Zum Jahresbeginn sind sie an diversen Neujahrsapéros wieder als Glücksbringer unterwegs: die Kaminfegermeister Roman und Rudolf Bachmann aus Olten. Der traditionelle schwarze Zylinder auf dem Kopf darf dann nicht fehlen, auch wenn er bei der Arbeit eher hinderlich wäre. Und natürlich gehören auch Rollrute und Besen zum Look dazu.

Früher gabs Kaffee und Schnäpsli

Als Rudolf Bachmann als Kaminfeger anfing, war der Beruf noch ein ganz anderer. Gerade kamen die ersten Geschäftsfahrzeuge auf und die Kaminfeger fuhren nicht mehr mit dem Velo zu ihren Kunden. Der Kontakt zu ihnen und damit das gemeinsame Kaffee- und Schnäpslitrinken waren noch ausgeprägt, da die Leute grösstenteils in der Stube feuerten.
Und dann sei mit der Ölkrise die grosse technische Entwicklung gekommen, erinnert sich der 63-Jährige. Die Zentralheizung, die sich nun im Keller befand, wurde zunehmend per Computer gesteuert und der Kaminfeger war nun plötzlich mehr Techniker als Handwerker.
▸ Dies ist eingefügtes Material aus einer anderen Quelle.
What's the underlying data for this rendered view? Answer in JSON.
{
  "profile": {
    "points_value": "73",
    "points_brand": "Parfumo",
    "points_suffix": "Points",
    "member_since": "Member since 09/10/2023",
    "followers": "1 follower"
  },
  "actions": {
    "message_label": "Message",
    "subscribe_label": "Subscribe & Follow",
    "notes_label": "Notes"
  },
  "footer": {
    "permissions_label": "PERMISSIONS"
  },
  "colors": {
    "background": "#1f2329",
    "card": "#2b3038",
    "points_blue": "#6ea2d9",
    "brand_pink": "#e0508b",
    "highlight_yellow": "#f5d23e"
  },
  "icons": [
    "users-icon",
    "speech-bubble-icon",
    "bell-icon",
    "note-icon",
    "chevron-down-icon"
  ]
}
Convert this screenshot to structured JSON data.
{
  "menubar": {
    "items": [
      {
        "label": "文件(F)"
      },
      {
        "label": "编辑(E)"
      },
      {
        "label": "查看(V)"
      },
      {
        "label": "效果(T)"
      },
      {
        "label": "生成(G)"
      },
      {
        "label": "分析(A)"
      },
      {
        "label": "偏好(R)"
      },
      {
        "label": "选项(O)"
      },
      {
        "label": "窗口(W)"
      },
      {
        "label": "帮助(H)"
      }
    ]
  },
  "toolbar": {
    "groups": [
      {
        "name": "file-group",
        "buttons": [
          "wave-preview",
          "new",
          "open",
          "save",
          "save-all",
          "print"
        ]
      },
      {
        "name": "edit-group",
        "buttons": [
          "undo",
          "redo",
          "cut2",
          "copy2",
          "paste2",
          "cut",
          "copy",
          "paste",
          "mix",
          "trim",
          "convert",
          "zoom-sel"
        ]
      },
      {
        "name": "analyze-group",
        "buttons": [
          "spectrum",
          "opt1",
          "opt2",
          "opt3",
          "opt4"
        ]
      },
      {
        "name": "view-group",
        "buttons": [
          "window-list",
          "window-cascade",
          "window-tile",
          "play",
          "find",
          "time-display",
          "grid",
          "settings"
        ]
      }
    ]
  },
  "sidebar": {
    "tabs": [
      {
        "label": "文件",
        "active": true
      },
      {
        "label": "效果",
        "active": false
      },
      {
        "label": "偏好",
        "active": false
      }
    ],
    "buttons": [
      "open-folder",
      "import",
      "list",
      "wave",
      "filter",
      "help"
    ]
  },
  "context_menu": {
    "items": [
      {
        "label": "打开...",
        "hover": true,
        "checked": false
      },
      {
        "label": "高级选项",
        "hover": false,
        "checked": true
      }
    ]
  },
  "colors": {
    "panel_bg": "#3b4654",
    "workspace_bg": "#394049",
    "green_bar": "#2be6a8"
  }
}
Rudolf Bachmann hat noch zwei Jahre bis zur Pension, aber dass er den Kontakt zu seinen Kunden vermissen wird, weiss er schon jetzt. Rund 4000 sind es, die er im Schnitt alle ein bis zwei Jahre besucht, in Olten, Starrkirch-Wil, Dulliken, Däniken, Gretzenbach und Walterswil, und mit den langjährigen hält er jeweils schon noch ein Schwätzchen. Auf das neue Jahr hat er den Betrieb nun an seinen Sohn Roman übergeben.

Der 63-Jährige Rudolf Bachmann übergibt seinen Kaminfegerbetrieb an Sohn Roman.

Der 63-Jährige Rudolf Bachmann übergibt seinen Kaminfegerbetrieb an Sohn Roman.

Künftig weniger Arbeit?

Der 33-jährige Kaminfegermeister, der nach der Lehre im Jahr 2004 im Familienbetrieb einstieg, führt das 1923 von seinem Urgrossvater Ernst Bachmann gegründete Geschäft nun in vierter Generation. Den Kundenstamm und die beiden Mitarbeiter hat er von seinem Vater ebenfalls übernommen. «Sehr abwechslungsreich» nennt er den Beruf, sehen sie doch täglich in die Haushalte der unterschiedlichsten Leute. Vom Luxushaus bis zur Messie-Wohnung sei da alles dabei, sagt er.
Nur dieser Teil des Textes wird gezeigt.